In this work, manipulation of scaffold compositions is executed, aiming to the enhancement of wound healing via the acceleration of the curing process and inhibition of bacterial growth. The study includes powder phase, palladium/vanadate hydroxyapatite (Pd/V-HAP), and fibrous phase (Pd/V-HAP@PCL) preparation in different Pd(II) ions contents. The structural inspection with palladium insertion is inspected for powder and nanofibrous compositions using XRD, while the morphological behavior was examined by the FESEM technique. The porous structure is detected clearly in the highest palladium composition in powder phase compositions, besides a significant reduction in fiber filament diameter from 4 mu m to 1.5 mu m. The roughness average of 0.8Pd/V-HAP@PCL shows detectable growing with palladium insertion reaching 23.6 and 103.7 nm for powder and fibrous phase, respectively.
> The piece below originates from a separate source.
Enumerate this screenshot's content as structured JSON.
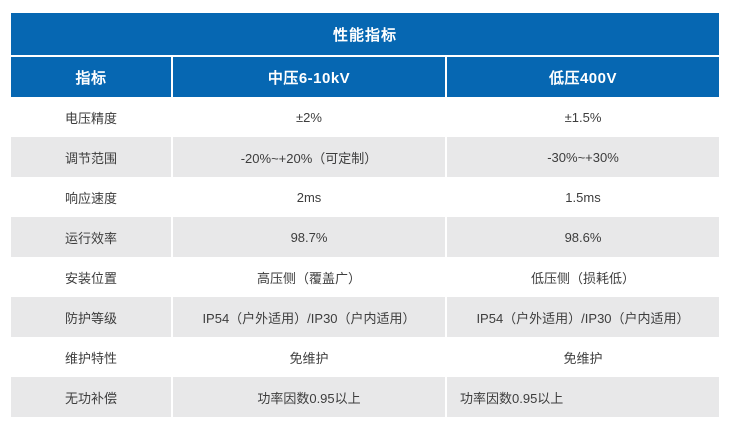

The narrowest contact angle is introduced by 0.8Pd/V-HAP@PCL scaffold with 88 +/- 3, while it presented the highest cell viability with 95.1 +/- 2%. Additionally, the 0.8Pd/V-HAP@PCL nano fibrous composite shows the maximum inhibition zones with 19.6 +/- 0.8 and 18.7 +/- 0.9 mm against E. coli and S. aureus microorganisms, respectively. It could be added that the cellular growth of fibroblasts cell line was observed via scanning microscope, where the spreading and the proliferation of cells increased upon the change of the compositions of nanofibers. The enlargement of the growing area of cells through the scaffold's surface might indicate the ability of these biomaterials for wound care potential applications.